В предвоенное десятилетие расцвет нового и радикально-провокативного авангарда в Париже, Мюнхене и столицах империи Габсбургов провел водораздел между политическим и художественным. К этому же водоразделу позже присоединилось уникальное сообщество русских художниц. Под разнообразными и пересекающимися ярлыками — кубисты, футуристы, кубофутуристы, супрематисты и т. д. — эти радикальные инноваторы с революционными взглядами на искусство, ищущие вдохновения в космосе и мистике, уже не интересовались левой политикой и почти не поддерживали с ней контактов. После 1910 года даже молодой большевистский поэт и драматург Владимир Маяковский на время отошел от политики.

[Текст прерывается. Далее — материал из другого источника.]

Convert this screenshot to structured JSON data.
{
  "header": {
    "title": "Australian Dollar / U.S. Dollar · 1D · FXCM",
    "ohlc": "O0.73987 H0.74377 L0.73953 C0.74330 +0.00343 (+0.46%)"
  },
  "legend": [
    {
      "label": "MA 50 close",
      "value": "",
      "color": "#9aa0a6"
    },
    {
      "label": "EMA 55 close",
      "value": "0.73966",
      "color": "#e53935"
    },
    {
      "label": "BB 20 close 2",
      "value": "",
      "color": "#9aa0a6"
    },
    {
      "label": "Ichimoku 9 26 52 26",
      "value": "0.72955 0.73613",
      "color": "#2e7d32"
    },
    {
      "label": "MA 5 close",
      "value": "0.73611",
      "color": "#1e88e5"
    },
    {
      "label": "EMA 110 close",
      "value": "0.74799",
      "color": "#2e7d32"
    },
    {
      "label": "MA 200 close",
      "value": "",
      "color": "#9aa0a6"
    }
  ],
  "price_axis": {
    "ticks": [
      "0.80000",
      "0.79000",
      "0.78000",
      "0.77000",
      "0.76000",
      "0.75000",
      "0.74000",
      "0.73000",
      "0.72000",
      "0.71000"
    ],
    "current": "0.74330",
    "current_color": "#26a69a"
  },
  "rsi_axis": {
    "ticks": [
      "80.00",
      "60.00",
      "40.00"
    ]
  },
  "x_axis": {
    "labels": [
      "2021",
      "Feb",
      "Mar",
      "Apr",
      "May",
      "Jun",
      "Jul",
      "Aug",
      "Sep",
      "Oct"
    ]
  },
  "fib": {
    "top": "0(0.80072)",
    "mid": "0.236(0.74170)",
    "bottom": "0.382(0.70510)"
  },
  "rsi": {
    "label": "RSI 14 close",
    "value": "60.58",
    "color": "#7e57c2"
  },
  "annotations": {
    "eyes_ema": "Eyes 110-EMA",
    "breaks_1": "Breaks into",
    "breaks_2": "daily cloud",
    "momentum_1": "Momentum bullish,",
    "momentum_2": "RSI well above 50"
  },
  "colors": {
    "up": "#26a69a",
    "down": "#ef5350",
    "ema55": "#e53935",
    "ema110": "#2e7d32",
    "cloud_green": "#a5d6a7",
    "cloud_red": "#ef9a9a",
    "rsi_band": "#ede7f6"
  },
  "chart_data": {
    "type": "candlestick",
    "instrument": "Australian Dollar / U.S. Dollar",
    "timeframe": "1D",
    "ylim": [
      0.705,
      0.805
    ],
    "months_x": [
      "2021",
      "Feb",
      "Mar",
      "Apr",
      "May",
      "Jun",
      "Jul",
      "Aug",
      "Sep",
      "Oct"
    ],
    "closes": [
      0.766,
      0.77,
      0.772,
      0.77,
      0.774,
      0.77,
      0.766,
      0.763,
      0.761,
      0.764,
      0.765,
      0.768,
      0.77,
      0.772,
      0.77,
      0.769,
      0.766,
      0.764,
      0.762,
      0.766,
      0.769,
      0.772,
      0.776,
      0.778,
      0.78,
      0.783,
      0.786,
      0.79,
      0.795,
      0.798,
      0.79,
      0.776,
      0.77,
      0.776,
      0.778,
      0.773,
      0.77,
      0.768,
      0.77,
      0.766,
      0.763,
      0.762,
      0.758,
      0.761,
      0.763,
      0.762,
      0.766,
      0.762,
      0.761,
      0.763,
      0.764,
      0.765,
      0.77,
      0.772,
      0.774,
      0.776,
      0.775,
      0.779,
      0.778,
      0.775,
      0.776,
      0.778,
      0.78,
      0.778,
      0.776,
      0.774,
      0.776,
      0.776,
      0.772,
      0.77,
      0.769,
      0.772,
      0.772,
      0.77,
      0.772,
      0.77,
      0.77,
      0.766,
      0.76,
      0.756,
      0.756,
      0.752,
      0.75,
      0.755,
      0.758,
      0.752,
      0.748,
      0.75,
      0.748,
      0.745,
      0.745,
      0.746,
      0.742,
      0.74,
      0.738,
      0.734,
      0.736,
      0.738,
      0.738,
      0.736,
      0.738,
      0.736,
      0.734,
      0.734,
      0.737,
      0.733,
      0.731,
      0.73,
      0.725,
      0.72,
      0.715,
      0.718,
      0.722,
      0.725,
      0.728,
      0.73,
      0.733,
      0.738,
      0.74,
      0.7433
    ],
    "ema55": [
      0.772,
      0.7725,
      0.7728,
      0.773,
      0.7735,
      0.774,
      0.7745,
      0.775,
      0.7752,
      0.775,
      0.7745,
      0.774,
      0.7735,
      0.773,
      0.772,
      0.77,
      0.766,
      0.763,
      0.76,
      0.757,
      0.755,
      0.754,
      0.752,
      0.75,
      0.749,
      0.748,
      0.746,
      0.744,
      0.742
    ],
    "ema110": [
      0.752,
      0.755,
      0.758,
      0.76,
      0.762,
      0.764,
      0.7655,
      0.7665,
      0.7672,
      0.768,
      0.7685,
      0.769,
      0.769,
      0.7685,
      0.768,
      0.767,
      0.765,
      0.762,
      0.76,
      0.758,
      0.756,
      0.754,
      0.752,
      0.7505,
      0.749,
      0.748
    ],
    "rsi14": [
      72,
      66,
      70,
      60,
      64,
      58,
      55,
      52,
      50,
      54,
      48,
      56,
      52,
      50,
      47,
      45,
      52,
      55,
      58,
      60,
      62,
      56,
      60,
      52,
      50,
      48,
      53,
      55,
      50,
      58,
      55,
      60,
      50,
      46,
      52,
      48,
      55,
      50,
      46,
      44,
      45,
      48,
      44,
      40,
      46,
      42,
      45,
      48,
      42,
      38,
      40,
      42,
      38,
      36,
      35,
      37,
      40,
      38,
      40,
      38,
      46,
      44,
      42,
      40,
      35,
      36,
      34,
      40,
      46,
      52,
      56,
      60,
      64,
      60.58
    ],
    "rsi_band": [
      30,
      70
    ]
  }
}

Если авангардисты читали в то время философские книги, то это был не Маркс, а Ницше, чьи политические воззрения были скорее в пользу элит и «сверхлюдей», чем народных масс. Только один художник, назначенный на ответственный пост новым советским правительством, был членом партии социалистической направленности: бундовец Давид Штеренберг (1881–1938).
С другой стороны, и социалисты не слишком доверяли непонятным изобретениям нового авангарда, поскольку считали главной задачей нести искусство — под которым, как правило, понималась высокая культура образованной буржуазии — в трудящиеся массы. В лучшем случае некоторые социалистические лидеры, такие как, к примеру, журналист и большевик Анатолий Луначарский, не будучи убежденными сторонниками нового искусства, оказывались достаточно чувствительны к современным интеллектуальным и культурным течениям и понимали, что аполитичные и даже антиполитичные революционеры от искусства могут иметь определенное воздействие на будущее.

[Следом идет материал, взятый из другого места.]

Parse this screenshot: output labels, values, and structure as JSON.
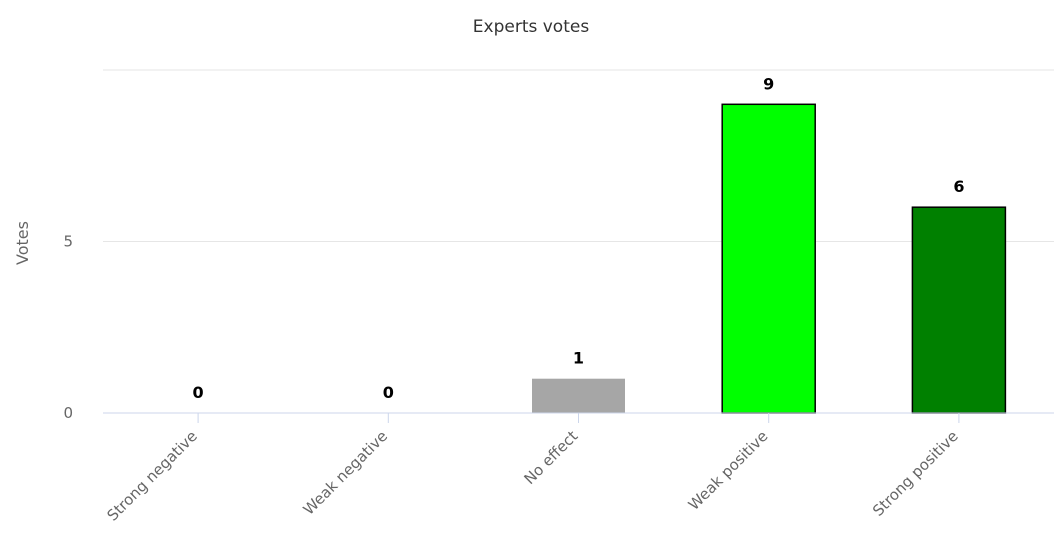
{
  "chart_data": {
    "type": "bar",
    "title": "Experts votes",
    "xlabel": "",
    "ylabel": "Votes",
    "categories": [
      "Strong negative",
      "Weak negative",
      "No effect",
      "Weak positive",
      "Strong positive"
    ],
    "values": [
      0,
      0,
      1,
      9,
      6
    ],
    "colors": [
      "#ff0000",
      "#ff9999",
      "#a6a6a6",
      "#00ff00",
      "#008000"
    ],
    "ylim": [
      0,
      10
    ],
    "yticks": [
      0,
      5
    ],
    "grid": true,
    "legend": "none",
    "data_labels": true
  }
}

В 1917–1922 годах центрально- и восточноевропейский авангард, которому предстояло превратиться в единую плотную трансграничную паутину, массово перешел на революционно-левые позиции. Вероятно, это стало большей неожиданностью в Германии, чем в России, на этом «Титанике», пассажиры которого осознавали приближение айсберга революции. В России, в отличие от Германии и Габсбургской империи, синдром отторжения прошедшей войны играл незначительную роль. Два ключевых авангардиста — поэт Владимир Маяковский и художник Казимир Малевич — делали в 1914 году популярные патриотические плакаты. Их вдохновляла и политизировала сама революция, так же как это происходило в Германии и Венгрии. Она же принесла им международную известность, благо- даря которой Россия считалась центром модернизма вплоть до 1930-х годов.
Революция дала новому русскому авангарду уникальную власть и влияние под благосклонным присмотром наркома просвещения Анатолия Луначарского. Только желание режима сохранить наследие и институты высокой культуры удерживало авангардистов (особенно футуристов) от полного уничтожения старой культуры (Большой театр лишь чудом не был закрыт в 1921 году). Мало кто из художников был так предан Советам («Нельзя ли найти надежных антифутуристов?» — спрашивал Ленин). Шагал, Малевич и Лисицкий возглавили художественные школы, архитектор Владимир Татлин и театральный режиссер Всеволод Мейерхольд — отделы Наркомпроса. Прошлого больше не существовало. Искусство и общество предстояло создавать заново. Все казалось возможным. Мечты о жизни, неот- делимой от искусства, о публике, неотделимой от творца, — или отделимых, но объединяемых революцией, — теперь могли хоть каждый день воплощать на улицах, на площадях мужчины и женщины, которые сами становились творцами, как демонстрировало советское кино, поначалу настороженно относившееся к профессиональным актерам. Авангардный писатель и критик Осип Брик сформулировал это так: «Каждый должен стать художником. Все может стать искусством».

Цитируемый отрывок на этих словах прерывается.